Two-Nucleon Systems in a Finite Volume: (I) Quantization Conditions

The quantization condition for interacting energy eigenvalues of the two-nucleon system in a finite cubic volume is derived in connection to the nucleon-nucleon scattering amplitudes. This condition is derived using an auxiliary (dimer) field formalism that is generalized to arbitrary partial waves in the context of non-relativistic effective field theory.
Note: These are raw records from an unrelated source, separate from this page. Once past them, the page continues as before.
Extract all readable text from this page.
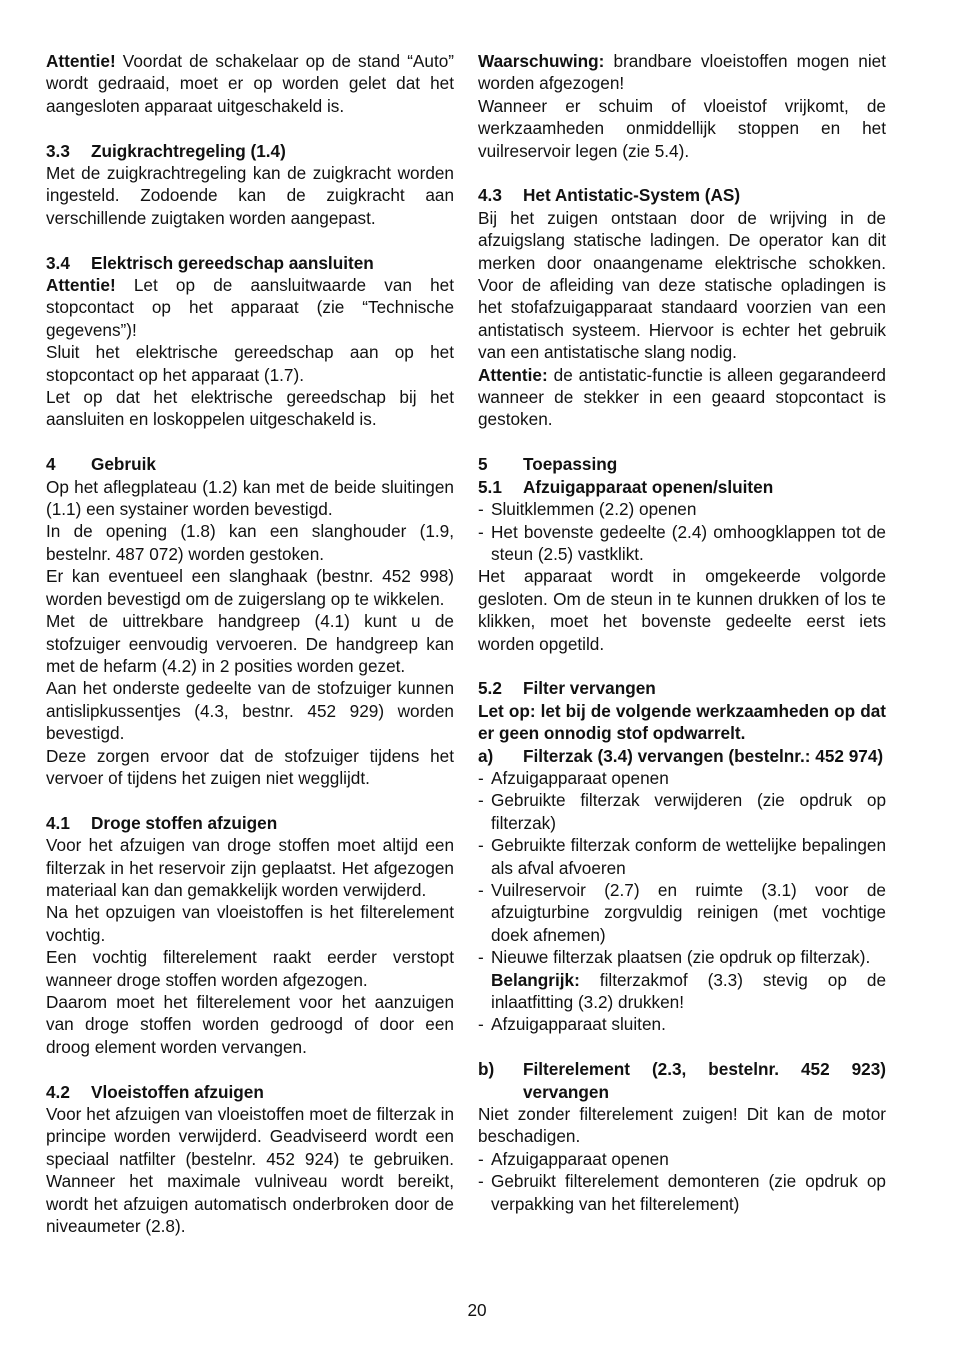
Attentie! Voordat de schakelaar op de stand “Auto” wordt gedraaid, moet er op worden gelet dat het aangesloten apparaat uitgeschakeld is.

3.3 Zuigkrachtregeling (1.4)

Met de zuigkrachtregeling kan de zuigkracht worden ingesteld. Zodoende kan de zuigkracht aan verschillende zuigtaken worden aangepast.

3.4 Elektrisch gereedschap aansluiten

Attentie! Let op de aansluitwaarde van het stopcontact op het apparaat (zie “Technische gegevens”)!

Sluit het elektrische gereedschap aan op het stopcontact op het apparaat (1.7).

Let op dat het elektrische gereedschap bij het aansluiten en loskoppelen uitgeschakeld is.

4 Gebruik

Op het aflegplateau (1.2) kan met de beide sluitingen (1.1) een systainer worden bevestigd.

In de opening (1.8) kan een slanghouder (1.9, bestelnr. 487 072) worden gestoken.

Er kan eventueel een slanghaak (bestnr. 452 998) worden bevestigd om de zuigerslang op te wikkelen.

Met de uittrekbare handgreep (4.1) kunt u de stofzuiger eenvoudig vervoeren. De handgreep kan met de hefarm (4.2) in 2 posities worden gezet.

Aan het onderste gedeelte van de stofzuiger kunnen antislipkussentjes (4.3, bestnr. 452 929) worden bevestigd.

Deze zorgen ervoor dat de stofzuiger tijdens het vervoer of tijdens het zuigen niet wegglijdt.

4.1 Droge stoffen afzuigen

Voor het afzuigen van droge stoffen moet altijd een filterzak in het reservoir zijn geplaatst. Het afgezogen materiaal kan dan gemakkelijk worden verwijderd.

Na het opzuigen van vloeistoffen is het filterelement vochtig.

Een vochtig filterelement raakt eerder verstopt wanneer droge stoffen worden afgezogen.

Daarom moet het filterelement voor het aanzuigen van droge stoffen worden gedroogd of door een droog element worden vervangen.

4.2 Vloeistoffen afzuigen

Voor het afzuigen van vloeistoffen moet de filterzak in principe worden verwijderd. Geadviseerd wordt een speciaal natfilter (bestelnr. 452 924) te gebruiken. Wanneer het maximale vulniveau wordt bereikt, wordt het afzuigen automatisch onderbroken door de niveaumeter (2.8).

Waarschuwing: brandbare vloeistoffen mogen niet worden afgezogen!

Wanneer er schuim of vloeistof vrijkomt, de werkzaamheden onmiddellijk stoppen en het vuilreservoir legen (zie 5.4).

4.3 Het Antistatic-System (AS)

Bij het zuigen ontstaan door de wrijving in de afzuigslang statische ladingen. De operator kan dit merken door onaangename elektrische schokken. Voor de afleiding van deze statische opladingen is het stofafzuigapparaat standaard voorzien van een antistatisch systeem. Hiervoor is echter het gebruik van een antistatische slang nodig.

Attentie: de antistatic-functie is alleen gegarandeerd wanneer de stekker in een geaard stopcontact is gestoken.

5 Toepassing

5.1 Afzuigapparaat openen/sluiten

- Sluitklemmen (2.2) openen
- Het bovenste gedeelte (2.4) omhoogklappen tot de steun (2.5) vastklikt.

Het apparaat wordt in omgekeerde volgorde gesloten. Om de steun in te kunnen drukken of los te klikken, moet het bovenste gedeelte eerst iets worden opgetild.

5.2 Filter vervangen

Let op: let bij de volgende werkzaamheden op dat er geen onnodig stof opdwarrelt.

a)	Filterzak (3.4) vervangen (bestelnr.: 452 974)
- Afzuigapparaat openen
- Gebruikte filterzak verwijderen (zie opdruk op filterzak)
- Gebruikte filterzak conform de wettelijke bepalingen als afval afvoeren
- Vuilreservoir (2.7) en ruimte (3.1) voor de afzuigturbine zorgvuldig reinigen (met vochtige doek afnemen)
- Nieuwe filterzak plaatsen (zie opdruk op filterzak).

Belangrijk: filterzakmof (3.3) stevig op de inlaatfitting (3.2) drukken!

- Afzuigapparaat sluiten.
b)	Filterelement (2.3, bestelnr. 452 923) vervangen

Niet zonder filterelement zuigen! Dit kan de motor beschadigen.

- Afzuigapparaat openen
- Gebruikt filterelement demonteren (zie opdruk op verpakking van het filterelement)
20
The quantization condition presented gives access to the scattering parameters of the two-nucleon systems with arbitrary parity, spin, isospin, angular momentum and center of mass motion, from a lattice QCD calculation of the energy eigenvalues. In particular, as it includes all non-central interactions, such as the two-nucleon tensor force, it makes explicit the dependence of the mixing parameters of nucleon-nucleon systems calculated from lattice QCD when there is a physical mixing among different partial-waves, e. g. S-D mixing in the deuteron channel. We provide explicit relations among scattering parameters and their corresponding point group symmetry class eigenenergies with orbital angular momentum l smaller than or equal to 3, and for center of mass boost vectors of the form 2\pi (2n_1, 2n_2, 2n_3)/L, 2\pi (2n_1, 2n_2, 2n_3+1)/L and 2\pi (2n_1+1, 2n_2+1, 2n_3)/L. L denotes the special extent of the cubic volume and n_1,n_2,n_3 are integers. Our results are valid below inelastic thresholds up to exponential volume corrections that are governed by the pion mass.